I have a dataframe with a column of ids, but for some rows there are multiple ids concatenated together. I want to merge this onto another dataframe using the id, and when the ids are concatenated it handles that and reflects it by having the values in the new columns added also concatenated.
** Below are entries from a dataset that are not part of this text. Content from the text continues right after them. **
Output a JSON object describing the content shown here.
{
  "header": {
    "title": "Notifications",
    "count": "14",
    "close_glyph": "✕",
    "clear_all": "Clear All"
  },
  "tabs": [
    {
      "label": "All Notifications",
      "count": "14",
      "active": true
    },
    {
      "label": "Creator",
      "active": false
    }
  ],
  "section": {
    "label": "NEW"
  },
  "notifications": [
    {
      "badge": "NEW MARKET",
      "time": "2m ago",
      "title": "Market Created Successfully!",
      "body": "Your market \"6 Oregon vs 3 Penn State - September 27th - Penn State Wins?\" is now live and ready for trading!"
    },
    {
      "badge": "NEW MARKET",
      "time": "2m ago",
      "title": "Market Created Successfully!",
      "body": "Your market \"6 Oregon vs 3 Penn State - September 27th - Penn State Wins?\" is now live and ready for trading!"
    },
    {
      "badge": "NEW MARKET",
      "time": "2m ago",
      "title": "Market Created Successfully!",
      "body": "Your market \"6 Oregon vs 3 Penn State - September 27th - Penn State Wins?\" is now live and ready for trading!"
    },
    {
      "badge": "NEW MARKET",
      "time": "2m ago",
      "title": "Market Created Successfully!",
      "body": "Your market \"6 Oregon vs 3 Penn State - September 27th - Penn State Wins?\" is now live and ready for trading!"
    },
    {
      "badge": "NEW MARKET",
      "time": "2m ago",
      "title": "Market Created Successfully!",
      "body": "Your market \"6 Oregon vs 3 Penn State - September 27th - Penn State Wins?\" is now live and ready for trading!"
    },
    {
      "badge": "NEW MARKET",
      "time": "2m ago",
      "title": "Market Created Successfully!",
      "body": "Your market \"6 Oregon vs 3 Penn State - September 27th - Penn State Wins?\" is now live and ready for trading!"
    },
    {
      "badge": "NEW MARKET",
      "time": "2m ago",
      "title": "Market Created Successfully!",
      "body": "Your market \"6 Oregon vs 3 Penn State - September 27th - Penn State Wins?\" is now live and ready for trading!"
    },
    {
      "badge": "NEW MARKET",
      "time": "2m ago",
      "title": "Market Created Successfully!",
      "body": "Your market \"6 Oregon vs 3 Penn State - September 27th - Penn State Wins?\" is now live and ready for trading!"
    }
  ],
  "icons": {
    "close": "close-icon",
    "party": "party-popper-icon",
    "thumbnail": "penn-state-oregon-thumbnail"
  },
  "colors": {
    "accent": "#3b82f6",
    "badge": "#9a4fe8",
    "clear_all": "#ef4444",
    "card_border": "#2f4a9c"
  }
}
For example I have dataframes
data <- data.frame(
id = c(1, 4, 3, "2,3", "1,4"),
value = c(1:5)
)
> data
id value
1 1 1
2 4 2
3 3 3
4 2,3 4
5 1,4 5
mapping <- data.frame(
id = 1:4,
name = c("one", "two", "three", "four")
)
> mapping
id name
1 1 one
2 2 two
3 3 three
4 4 four
I would like to end up with
id value name
1 1 1 one
2 4 2 four
3 3 3 three
4 2,3 4 two,three
5 1,4 5 one,four
I don't think there's a good way to do this other than to separate, join, and re-concatenate:
library(dplyr)
library(tidyr)
data %>%
mutate(true_id = row_number()) %>%
separate_rows(id, convert = TRUE) %>%
left_join(mapping, by = "id") %>%
group_by(true_id, value) %>%
summarize(id = toString(id), name = toString(name), .groups = "drop")
# # A tibble: 5 × 4
# true_id value id name
# <int> <int> <chr> <chr>
# 1 1 1 1 one
# 2 2 2 4 four
# 3 3 3 3 three
# 4 4 4 2, 3 two, three
# 5 5 5 1, 4 one, four
I wasn't sure if your value
column would actually be unique, so I added a true_id
just in case.